This image, from Imagine That Things Can Be Different which in turn got it from the book Accelerate!, touches on an issue that has been on my mind quite a bit over the past few years.
In a more accessible format:
Pathological (power-oriented) |
Bureaucratic (rule-oriented) |
Generative (performance-oriented) |
---|---|---|
Low cooperation | Modest cooperation | High cooperation |
Messengers "shot" | Messengers neglected | Messengers trained |
Responsibilities shirked | Narrow responsibilities | Risks are shared |
Bridging discouraged | Bridging tolerated | Bridging encouraged |
Failure leads to scapegoating | Failure leads to justice | Failure leads to inquiry |
Novelty crushed | Novelty leads to problems | Novelty implemented |
Most organisations that are on the left-hand side─pathological─think they are on the right-hand side─generative─or at the very least bureaucratic well on its way towards incrementally improving itself towards a performance culture.
It’s a variation on the Dunning-Kruger effect, where people who have no knowledge or skill in a field vastly over-estimate their own capabilities. These organisations lack the skills to accurately gauge their capabilities─they lack the very thing that they need to be able to position themselves accurately in this table.

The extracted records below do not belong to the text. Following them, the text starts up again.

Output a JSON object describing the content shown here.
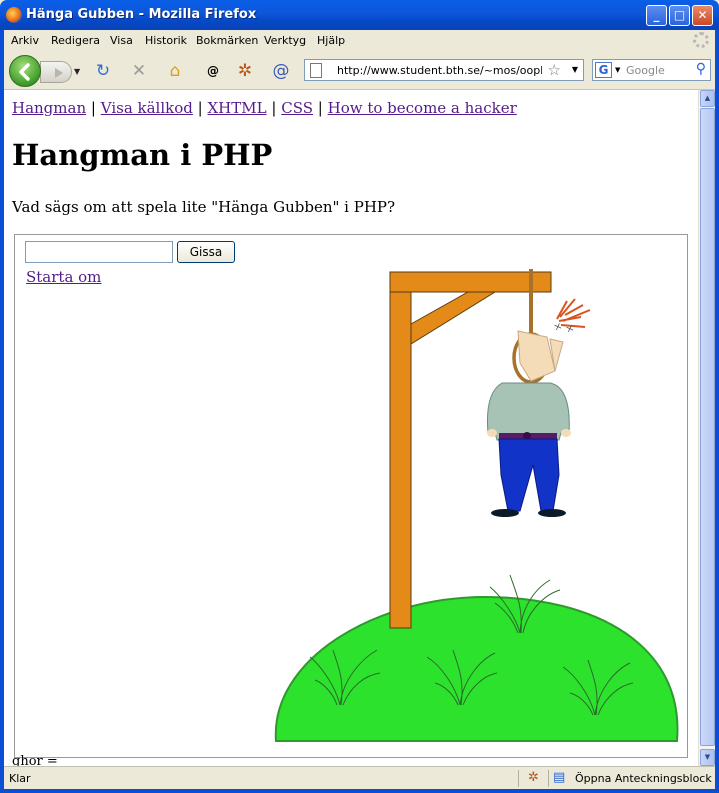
{
  "window": {
    "title": "Hänga Gubben - Mozilla Firefox",
    "controls": [
      "minimize",
      "maximize",
      "close"
    ]
  },
  "menu": [
    "Arkiv",
    "Redigera",
    "Visa",
    "Historik",
    "Bokmärken",
    "Verktyg",
    "Hjälp"
  ],
  "toolbar": {
    "url": "http://www.student.bth.se/~mos/oophp/r",
    "search_placeholder": "Google",
    "search_engine_letter": "G"
  },
  "page": {
    "nav_links": [
      "Hangman",
      "Visa källkod",
      "XHTML",
      "CSS",
      "How to become a hacker"
    ],
    "nav_separator": "|",
    "title": "Hangman i PHP",
    "intro": "Vad sägs om att spela lite \"Hänga Gubben\" i PHP?",
    "game": {
      "guess_value": "",
      "guess_button": "Gissa",
      "restart_link": "Starta om"
    },
    "cut_off_text": "ghor ="
  },
  "statusbar": {
    "text": "Klar",
    "notepad_label": "Öppna Anteckningsblock"
  },
  "colors": {
    "gallows": "#E38A18",
    "hill": "#2DE22D",
    "hill_edge": "#2E9A2E",
    "rope": "#A8722A",
    "shirt": "#A7C3B6",
    "pants": "#1233C8",
    "link": "#551A8B"
  }
}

Their communications are either top-down orders or backchannel gossip and collaboration and cooperation is next to non-existent.
I don’t know if it’s possible to ‘fix’ an organisation that is stuck on the left-hand side of this table. Remember, ‘power-oriented’ in this context isn’t a matter of financial power or capital but organisational power and social capital. Which means that the people who benefit the most from the status quo are the only ones who have the resources to change it. Which would mean giving up power.
And I’ve never seen anybody voluntarily give up power in an organisation like that.